女人的手,是巧夺天工的手,如果说田畴扶犁不是女人的长项,那么,说起拿绣花针刺绣则为男人望尘莫及。名扬四海的中国湘绣、苏绣,特别是其中的“双面绣”,立体、透视,摇曳多姿,置于户外,那花枝招展足招蜂引蝶,能够把春留驻。
女人的手,是能奏出美妙旋律的手。在“枫叶荻花秋瑟瑟”的浔阳江头,相识相逢的琵琶演奏家的纤指灵动出“大弦嘈嘈如急雨,小弦切切如私语;嘈嘈切切错杂弹,大珠小珠落玉盘。间关莺语花底滑,幽咽泉流冰下难。冰泉冷涩弦凝绝,凝绝不通声暂歇……”被贬谪的诗人让这位琵琶女道出了世间不平事。
女人的手,是会说话的手。这儿的“说”是外化表达。手动为舞,足动为蹈,是人的情感由“情动于中而形于言,言之不足,故嗟叹之,嗟叹之不足,故永歌之,永歌之不足,不知手之舞之,足之蹈之也”。
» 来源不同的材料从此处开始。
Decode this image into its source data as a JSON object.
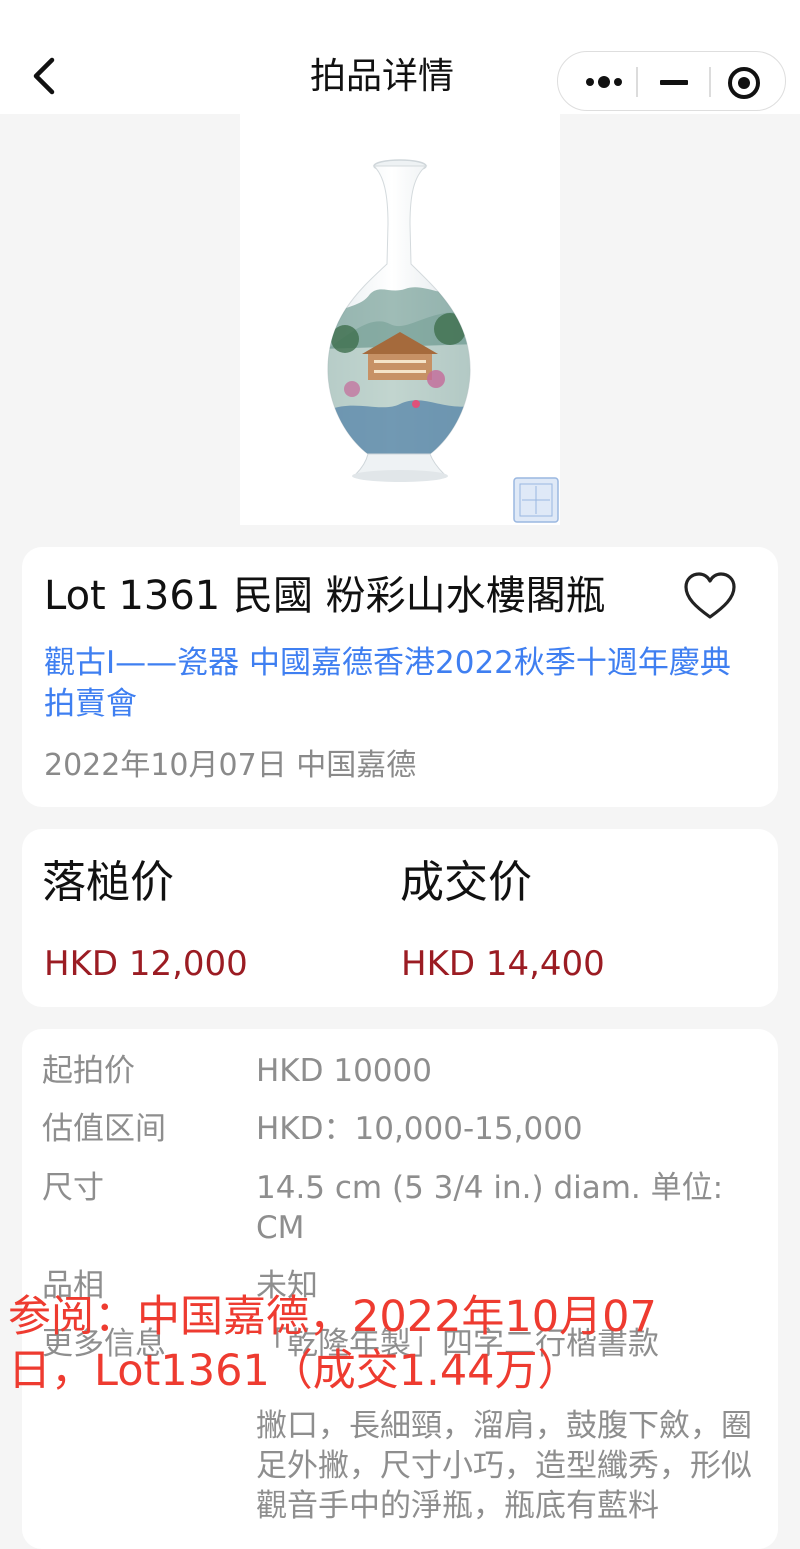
{
  "nav": {
    "title": "拍品详情",
    "back_icon": "chevron-left-icon",
    "capsule": [
      "more-dots-icon",
      "minimize-icon",
      "close-circle-icon"
    ]
  },
  "lot": {
    "title": "Lot 1361 民國 粉彩山水樓閣瓶",
    "sale": "觀古I——瓷器 中國嘉德香港2022秋季十週年慶典拍賣會",
    "meta": "2022年10月07日 中国嘉德",
    "favorite_icon": "heart-outline-icon"
  },
  "prices": {
    "hammer_label": "落槌价",
    "hammer_value": "HKD 12,000",
    "deal_label": "成交价",
    "deal_value": "HKD 14,400"
  },
  "details": [
    {
      "key": "起拍价",
      "value": "HKD 10000"
    },
    {
      "key": "估值区间",
      "value": "HKD：10,000-15,000"
    },
    {
      "key": "尺寸",
      "value": "14.5 cm (5 3/4 in.) diam. 单位: CM"
    },
    {
      "key": "品相",
      "value": "未知"
    },
    {
      "key": "更多信息",
      "value": "「乾隆年製」四字二行楷書款"
    }
  ],
  "description": "撇口，長細頸，溜肩，鼓腹下斂，圈足外撇，尺寸小巧，造型纖秀，形似觀音手中的淨瓶，瓶底有藍料",
  "overlay_note": "参阅：中国嘉德，2022年10月07日，Lot1361（成交1.44万）",
  "colors": {
    "accent_link": "#3f7ff1",
    "price": "#9b1c23",
    "overlay": "#ee3b30"
  }
}
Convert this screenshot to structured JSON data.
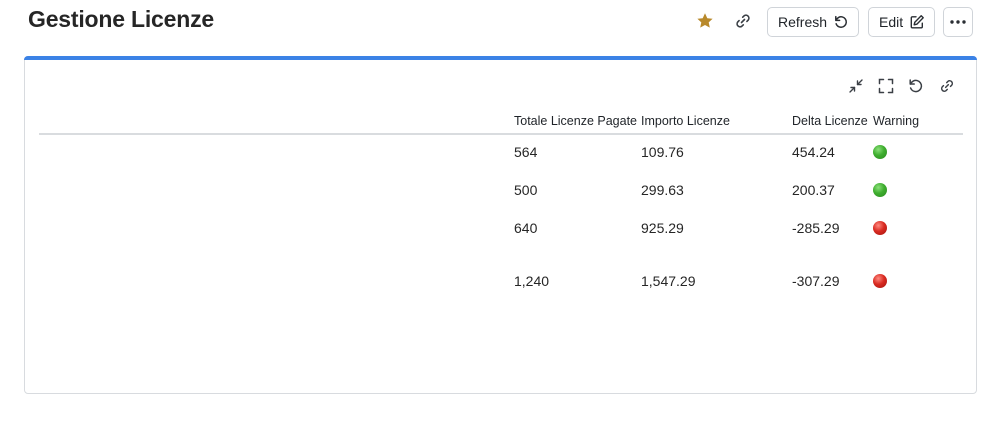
{
  "header": {
    "title": "Gestione Licenze",
    "refresh_label": "Refresh",
    "edit_label": "Edit",
    "star_color": "#b8892b",
    "icons": [
      "star-icon",
      "link-icon",
      "refresh-icon",
      "edit-icon",
      "more-icon"
    ]
  },
  "card": {
    "accent_color": "#3b82e6",
    "toolbar_icons": [
      "minimize-icon",
      "fullscreen-icon",
      "reset-icon",
      "link-icon"
    ],
    "columns": [
      "Totale Licenze Pagate",
      "Importo Licenze",
      "Delta Licenze",
      "Warning"
    ],
    "rows": [
      {
        "totale": "564",
        "importo": "109.76",
        "delta": "454.24",
        "warning": "green"
      },
      {
        "totale": "500",
        "importo": "299.63",
        "delta": "200.37",
        "warning": "green"
      },
      {
        "totale": "640",
        "importo": "925.29",
        "delta": "-285.29",
        "warning": "red"
      }
    ],
    "total_row": {
      "totale": "1,240",
      "importo": "1,547.29",
      "delta": "-307.29",
      "warning": "red"
    }
  }
}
你看那优秀女舞蹈家的手,能够细腻亲切地委婉诉说,能够于高渺处揽月摘星,也能够毕真毕肖地穿针引线以释情意绵长,一切都是充满着生命活力的淋漓尽致。
女人的手,受惠于善的派生,成就了淑贤、惠能、典雅、安谧的东方美。
20世纪50年代岁尾,母亲从穷乡僻壤的故乡来到省城济南。老人家浑身长满了虱子,当时亦无替换的衣服(布票也用光了),我的妻子在打发双胞胎儿女入睡后,看过了学生作业,就脱下母亲的内衣,用两个大拇指扪虱……我从梦中醒来,见她两拇指的血——给我生命的血,她不止一夜在被窝里偷去了我几多泪水,湿了半个枕头。
还有一双手,那是马大姐的手。
我见过马大姐年轻时的照片,白皙的脸,灵透的眼,又黑又长的辫子垂在胸前,苗条的身材穿着可体的“列宁装”。她是一路唱着“一么一更里,月亮刚出山,侬劝丈夫把军参”,从沂蒙山区扭着秧歌出来的,她丈夫是二十世纪三十年代的老革命,而她只是她丈夫领导下的那个大单位的食堂管理员。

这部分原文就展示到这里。